Abbasova Leyla, Urbanaviciute Paulina, Hu Di, Ismail Joy N, Schilder Brian M, Nott Alexi, Skene Nathan G, Marzi Sarah J
UK Dementia Research Institute at Imperial College London, London, UK.
Department of Brain Sciences, Imperial College London, London, UK.
Nat Commun. 2025 Mar 27;16(1):2993. doi: 10.1038/s41467-025-58137-2.
DNA-protein interactions have traditionally been profiled via chromatin immunoprecipitation followed by next-generation sequencing (ChIP-seq). Cleavage Under Targets & Tagmentation (CUT&Tag) is a rapidly expanding technique that enables the profiling of such interactions in situ at high sensitivity. However, thorough evaluation and benchmarking against established ChIP-seq datasets are lacking. Here, we comprehensively benchmarked CUT&Tag for H3K27ac and H3K27me3 against published ChIP-seq profiles from ENCODE in K562 cells. Combining multiple new and published CUT&Tag datasets, there was an average recall of 54% known ENCODE peaks for both histone modifications. We tested peak callers MACS2 and SEACR and identified optimal peak calling parameters. Overall, peaks identified by CUT&Tag represent the strongest ENCODE peaks and show the same functional and biological enrichments as ChIP-seq peaks identified by ENCODE. Our workflow systematically evaluates the merits of methodological adjustments, providing a benchmarking framework for the experimental design and analysis of CUT&Tag studies.

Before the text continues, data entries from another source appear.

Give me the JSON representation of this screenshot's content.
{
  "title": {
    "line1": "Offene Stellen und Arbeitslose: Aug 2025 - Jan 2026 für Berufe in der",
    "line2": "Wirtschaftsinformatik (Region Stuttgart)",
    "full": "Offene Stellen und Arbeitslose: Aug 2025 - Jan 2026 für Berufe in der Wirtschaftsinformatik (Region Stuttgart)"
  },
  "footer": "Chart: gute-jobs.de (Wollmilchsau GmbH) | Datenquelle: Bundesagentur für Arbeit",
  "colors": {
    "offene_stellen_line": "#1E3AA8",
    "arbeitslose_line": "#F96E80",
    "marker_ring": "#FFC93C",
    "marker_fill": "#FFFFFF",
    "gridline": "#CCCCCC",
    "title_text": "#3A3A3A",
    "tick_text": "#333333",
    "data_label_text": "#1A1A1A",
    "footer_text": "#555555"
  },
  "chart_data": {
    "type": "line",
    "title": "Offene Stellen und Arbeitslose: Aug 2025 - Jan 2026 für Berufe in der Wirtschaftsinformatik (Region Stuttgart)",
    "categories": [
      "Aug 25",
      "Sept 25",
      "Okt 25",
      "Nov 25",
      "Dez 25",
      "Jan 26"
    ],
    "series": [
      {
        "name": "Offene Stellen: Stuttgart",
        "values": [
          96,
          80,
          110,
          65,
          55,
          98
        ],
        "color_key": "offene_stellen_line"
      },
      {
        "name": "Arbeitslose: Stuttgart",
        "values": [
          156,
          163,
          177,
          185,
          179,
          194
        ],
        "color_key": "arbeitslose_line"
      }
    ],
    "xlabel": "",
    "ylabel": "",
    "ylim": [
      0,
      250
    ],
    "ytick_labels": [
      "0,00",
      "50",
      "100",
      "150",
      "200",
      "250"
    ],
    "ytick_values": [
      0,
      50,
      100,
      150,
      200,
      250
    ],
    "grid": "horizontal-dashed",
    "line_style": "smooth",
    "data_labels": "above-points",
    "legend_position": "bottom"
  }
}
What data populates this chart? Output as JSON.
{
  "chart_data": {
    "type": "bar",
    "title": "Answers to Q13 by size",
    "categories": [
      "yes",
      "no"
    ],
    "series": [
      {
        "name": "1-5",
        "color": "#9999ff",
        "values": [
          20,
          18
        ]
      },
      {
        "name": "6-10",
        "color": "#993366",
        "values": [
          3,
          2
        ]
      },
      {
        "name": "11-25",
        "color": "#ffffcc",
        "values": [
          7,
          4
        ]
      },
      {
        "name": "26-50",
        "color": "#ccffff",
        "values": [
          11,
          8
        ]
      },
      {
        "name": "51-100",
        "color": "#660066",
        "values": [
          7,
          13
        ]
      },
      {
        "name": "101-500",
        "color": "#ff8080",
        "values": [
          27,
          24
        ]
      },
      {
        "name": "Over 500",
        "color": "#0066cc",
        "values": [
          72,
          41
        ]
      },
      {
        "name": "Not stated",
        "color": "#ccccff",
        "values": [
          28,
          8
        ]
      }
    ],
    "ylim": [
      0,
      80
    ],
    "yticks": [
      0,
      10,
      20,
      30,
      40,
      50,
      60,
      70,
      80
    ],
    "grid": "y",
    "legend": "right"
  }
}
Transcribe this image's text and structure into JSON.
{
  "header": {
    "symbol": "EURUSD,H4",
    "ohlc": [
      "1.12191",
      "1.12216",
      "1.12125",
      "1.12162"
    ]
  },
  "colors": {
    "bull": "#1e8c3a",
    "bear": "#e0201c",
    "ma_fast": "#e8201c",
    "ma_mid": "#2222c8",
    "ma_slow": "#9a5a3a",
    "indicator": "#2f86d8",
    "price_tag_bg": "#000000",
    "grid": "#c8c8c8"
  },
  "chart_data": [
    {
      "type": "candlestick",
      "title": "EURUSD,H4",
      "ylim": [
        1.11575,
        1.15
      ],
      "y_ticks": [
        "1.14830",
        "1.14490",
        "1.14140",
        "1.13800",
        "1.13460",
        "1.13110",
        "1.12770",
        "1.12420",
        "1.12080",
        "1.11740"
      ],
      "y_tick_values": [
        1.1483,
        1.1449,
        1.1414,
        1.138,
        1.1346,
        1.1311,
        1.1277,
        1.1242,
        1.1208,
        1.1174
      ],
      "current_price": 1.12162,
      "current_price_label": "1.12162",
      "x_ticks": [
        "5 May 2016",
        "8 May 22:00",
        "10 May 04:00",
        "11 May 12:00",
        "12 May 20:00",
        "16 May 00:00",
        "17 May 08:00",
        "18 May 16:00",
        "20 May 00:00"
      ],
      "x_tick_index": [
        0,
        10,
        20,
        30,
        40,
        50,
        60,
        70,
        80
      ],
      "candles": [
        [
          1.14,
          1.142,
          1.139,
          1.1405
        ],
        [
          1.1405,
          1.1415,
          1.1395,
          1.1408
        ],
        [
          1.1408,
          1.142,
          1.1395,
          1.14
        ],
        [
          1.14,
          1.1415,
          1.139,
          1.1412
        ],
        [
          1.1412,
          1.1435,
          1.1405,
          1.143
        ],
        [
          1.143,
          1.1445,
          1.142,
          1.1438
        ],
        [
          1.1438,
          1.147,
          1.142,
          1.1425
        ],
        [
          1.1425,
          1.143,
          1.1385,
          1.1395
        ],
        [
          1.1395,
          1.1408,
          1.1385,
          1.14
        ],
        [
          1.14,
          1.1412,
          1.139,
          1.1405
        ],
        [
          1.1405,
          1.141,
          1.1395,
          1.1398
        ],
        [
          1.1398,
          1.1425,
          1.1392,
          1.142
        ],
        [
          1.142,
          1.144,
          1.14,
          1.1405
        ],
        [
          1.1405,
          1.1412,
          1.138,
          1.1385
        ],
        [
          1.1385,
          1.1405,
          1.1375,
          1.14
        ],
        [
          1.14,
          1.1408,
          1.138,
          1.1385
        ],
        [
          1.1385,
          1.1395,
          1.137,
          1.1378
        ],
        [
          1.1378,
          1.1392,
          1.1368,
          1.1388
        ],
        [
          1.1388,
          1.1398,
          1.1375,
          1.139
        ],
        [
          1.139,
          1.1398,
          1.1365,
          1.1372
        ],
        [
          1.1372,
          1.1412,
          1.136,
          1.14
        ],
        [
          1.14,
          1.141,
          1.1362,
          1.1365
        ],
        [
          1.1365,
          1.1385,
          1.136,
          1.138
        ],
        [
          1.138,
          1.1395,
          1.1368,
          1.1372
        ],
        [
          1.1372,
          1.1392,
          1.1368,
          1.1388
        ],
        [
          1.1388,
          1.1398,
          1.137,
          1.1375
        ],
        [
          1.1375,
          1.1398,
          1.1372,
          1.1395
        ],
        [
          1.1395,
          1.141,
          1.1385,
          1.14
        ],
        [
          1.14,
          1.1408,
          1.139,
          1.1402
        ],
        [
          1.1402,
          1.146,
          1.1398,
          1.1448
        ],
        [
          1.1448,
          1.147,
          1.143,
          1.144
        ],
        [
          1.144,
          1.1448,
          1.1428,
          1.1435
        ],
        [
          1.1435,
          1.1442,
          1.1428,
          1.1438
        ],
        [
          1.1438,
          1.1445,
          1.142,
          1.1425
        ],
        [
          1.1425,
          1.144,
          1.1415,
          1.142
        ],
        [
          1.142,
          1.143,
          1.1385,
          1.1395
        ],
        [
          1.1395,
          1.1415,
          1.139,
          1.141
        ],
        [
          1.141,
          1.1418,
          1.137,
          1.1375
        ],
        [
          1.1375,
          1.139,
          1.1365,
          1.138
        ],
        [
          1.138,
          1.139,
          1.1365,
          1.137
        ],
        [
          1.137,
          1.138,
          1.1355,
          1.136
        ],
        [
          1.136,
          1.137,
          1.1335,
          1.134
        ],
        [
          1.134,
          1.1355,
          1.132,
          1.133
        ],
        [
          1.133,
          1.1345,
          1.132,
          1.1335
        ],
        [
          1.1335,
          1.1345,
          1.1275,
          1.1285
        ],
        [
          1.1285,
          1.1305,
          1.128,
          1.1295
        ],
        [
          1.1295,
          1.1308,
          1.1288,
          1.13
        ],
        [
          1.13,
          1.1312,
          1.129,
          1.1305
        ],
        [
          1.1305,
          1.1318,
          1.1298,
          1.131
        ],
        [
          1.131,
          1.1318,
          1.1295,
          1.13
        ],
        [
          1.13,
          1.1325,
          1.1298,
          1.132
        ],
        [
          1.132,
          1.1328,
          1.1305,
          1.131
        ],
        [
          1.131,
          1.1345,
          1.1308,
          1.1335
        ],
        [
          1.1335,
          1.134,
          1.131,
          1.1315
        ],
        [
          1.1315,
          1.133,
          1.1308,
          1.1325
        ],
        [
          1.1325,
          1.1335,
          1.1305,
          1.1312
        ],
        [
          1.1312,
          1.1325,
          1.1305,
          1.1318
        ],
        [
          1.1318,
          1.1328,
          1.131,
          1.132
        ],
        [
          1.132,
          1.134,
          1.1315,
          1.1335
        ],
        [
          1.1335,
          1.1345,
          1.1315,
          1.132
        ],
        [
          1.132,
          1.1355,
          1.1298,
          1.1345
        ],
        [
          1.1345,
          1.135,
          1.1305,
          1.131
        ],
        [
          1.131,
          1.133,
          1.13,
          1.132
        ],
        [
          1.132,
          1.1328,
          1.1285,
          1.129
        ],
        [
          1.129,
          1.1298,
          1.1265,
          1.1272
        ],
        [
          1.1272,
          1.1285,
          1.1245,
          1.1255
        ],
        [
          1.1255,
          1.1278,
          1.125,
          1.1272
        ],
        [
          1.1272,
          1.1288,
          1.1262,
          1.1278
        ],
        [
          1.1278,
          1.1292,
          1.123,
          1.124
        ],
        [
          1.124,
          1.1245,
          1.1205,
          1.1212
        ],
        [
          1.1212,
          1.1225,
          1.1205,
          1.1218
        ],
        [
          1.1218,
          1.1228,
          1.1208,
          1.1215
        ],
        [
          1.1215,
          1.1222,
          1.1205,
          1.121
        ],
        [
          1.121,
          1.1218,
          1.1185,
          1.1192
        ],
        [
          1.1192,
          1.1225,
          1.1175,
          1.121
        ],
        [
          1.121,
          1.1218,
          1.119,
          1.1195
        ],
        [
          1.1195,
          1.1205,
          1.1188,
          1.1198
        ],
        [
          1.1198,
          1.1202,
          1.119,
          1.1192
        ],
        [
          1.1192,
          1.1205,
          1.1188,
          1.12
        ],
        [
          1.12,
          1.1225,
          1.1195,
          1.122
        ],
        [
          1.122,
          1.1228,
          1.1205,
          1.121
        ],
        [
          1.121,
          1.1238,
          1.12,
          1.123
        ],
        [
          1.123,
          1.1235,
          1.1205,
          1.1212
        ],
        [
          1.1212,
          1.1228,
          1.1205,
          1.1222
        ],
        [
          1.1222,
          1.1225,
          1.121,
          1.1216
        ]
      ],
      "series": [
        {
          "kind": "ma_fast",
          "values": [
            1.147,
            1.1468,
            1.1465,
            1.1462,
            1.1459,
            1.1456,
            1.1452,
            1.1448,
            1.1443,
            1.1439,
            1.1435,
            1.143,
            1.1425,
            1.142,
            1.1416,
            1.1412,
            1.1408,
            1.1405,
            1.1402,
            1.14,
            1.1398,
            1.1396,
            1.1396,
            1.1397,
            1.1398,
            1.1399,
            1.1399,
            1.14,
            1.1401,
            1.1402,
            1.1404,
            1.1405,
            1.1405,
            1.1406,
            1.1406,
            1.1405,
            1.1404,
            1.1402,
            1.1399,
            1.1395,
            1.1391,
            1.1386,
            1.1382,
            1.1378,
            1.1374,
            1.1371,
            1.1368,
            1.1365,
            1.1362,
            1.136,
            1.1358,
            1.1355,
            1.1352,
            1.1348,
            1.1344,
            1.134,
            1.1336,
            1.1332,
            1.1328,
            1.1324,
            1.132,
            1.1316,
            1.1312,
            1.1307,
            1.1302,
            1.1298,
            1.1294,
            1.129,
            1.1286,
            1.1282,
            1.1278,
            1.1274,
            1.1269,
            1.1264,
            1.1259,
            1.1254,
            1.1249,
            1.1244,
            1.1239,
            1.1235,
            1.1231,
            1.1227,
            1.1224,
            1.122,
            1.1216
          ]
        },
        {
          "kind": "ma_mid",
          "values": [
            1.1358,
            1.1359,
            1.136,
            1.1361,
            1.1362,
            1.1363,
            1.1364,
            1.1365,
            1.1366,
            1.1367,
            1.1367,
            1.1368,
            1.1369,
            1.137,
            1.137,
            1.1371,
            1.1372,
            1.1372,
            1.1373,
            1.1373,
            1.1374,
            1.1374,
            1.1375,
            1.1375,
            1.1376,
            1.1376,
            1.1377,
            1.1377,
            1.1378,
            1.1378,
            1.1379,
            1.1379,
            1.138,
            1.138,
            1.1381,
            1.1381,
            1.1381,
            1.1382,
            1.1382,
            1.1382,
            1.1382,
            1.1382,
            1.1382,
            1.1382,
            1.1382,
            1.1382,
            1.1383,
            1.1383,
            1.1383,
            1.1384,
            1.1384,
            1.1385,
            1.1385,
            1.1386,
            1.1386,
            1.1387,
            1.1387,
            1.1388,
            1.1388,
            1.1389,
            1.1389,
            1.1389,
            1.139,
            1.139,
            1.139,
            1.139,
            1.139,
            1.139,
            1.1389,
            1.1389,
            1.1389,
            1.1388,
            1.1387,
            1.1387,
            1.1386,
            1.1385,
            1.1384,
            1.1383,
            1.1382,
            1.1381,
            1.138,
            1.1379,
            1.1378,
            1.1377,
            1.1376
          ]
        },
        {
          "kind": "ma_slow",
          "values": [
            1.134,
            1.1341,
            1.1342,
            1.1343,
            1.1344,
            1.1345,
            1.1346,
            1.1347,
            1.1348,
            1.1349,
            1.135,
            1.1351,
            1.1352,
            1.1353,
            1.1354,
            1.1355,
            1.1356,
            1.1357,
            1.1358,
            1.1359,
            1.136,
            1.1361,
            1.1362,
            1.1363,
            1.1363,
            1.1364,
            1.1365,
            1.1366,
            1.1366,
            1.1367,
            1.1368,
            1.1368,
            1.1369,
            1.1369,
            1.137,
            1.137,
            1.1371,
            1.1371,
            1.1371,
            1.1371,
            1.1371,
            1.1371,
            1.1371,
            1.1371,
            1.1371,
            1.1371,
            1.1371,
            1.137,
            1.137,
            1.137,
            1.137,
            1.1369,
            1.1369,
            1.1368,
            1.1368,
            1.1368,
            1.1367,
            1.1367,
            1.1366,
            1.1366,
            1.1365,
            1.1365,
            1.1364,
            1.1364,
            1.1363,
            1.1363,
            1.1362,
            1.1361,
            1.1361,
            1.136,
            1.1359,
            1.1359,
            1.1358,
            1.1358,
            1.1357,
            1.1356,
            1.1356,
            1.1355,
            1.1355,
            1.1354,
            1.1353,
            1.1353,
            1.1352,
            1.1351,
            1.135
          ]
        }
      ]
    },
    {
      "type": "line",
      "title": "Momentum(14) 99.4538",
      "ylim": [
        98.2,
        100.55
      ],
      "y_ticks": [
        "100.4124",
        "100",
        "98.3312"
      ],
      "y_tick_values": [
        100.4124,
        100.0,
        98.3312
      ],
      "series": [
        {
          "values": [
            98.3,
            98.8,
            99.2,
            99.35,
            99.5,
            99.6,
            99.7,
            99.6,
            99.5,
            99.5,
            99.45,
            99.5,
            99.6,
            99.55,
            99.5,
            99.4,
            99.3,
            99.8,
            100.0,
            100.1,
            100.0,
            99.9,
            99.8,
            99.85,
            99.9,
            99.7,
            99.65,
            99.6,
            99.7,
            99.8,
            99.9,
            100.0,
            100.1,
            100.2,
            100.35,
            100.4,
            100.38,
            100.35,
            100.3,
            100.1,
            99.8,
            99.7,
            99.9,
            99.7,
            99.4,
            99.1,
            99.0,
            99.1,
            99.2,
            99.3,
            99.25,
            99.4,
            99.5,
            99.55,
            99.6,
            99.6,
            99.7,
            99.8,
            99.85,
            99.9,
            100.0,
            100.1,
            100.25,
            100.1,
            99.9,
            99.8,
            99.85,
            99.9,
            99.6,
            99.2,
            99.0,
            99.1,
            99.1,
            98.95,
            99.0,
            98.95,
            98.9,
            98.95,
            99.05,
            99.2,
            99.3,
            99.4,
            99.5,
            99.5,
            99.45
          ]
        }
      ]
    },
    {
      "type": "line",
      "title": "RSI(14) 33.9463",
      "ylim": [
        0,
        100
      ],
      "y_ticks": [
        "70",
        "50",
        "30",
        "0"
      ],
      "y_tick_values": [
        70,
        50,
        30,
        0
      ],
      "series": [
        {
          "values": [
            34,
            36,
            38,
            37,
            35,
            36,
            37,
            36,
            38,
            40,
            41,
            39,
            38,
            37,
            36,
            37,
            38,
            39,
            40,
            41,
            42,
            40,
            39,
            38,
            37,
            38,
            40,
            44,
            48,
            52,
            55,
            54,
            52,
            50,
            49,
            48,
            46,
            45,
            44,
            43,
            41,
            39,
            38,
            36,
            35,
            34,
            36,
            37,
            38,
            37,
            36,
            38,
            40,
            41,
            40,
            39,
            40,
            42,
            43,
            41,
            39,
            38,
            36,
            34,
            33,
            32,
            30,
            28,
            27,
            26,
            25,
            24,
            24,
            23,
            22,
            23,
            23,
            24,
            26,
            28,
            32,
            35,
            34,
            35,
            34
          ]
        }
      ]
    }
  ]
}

传统上,DNA与蛋白质的相互作用是通过染色质免疫沉淀结合下一代测序(ChIP-seq)来进行分析的。靶向切割与标签化(CUT&Tag)是一种迅速发展的技术,能够在原位以高灵敏度分析此类相互作用。然而,目前缺乏针对已建立的ChIP-seq数据集进行的全面评估和基准测试。在此,我们针对K562细胞中来自ENCODE的已发表ChIP-seq图谱,对H3K27ac和H3K27me3的CUT&Tag技术进行了全面的基准测试。结合多个新的和已发表的CUT&Tag数据集,两种组蛋白修饰对已知ENCODE峰的平均召回率为54%。我们测试了峰值调用软件MACS2和SEACR,并确定了最佳的峰值调用参数。总体而言,CUT&Tag识别出的峰代表了最强的ENCODE峰,并且与ENCODE识别出的ChIP-seq峰显示出相同的功能和生物学富集。我们的工作流程系统地评估了方法调整的优点,为CUT&Tag研究提供了一个实验设计和分析的基准框架。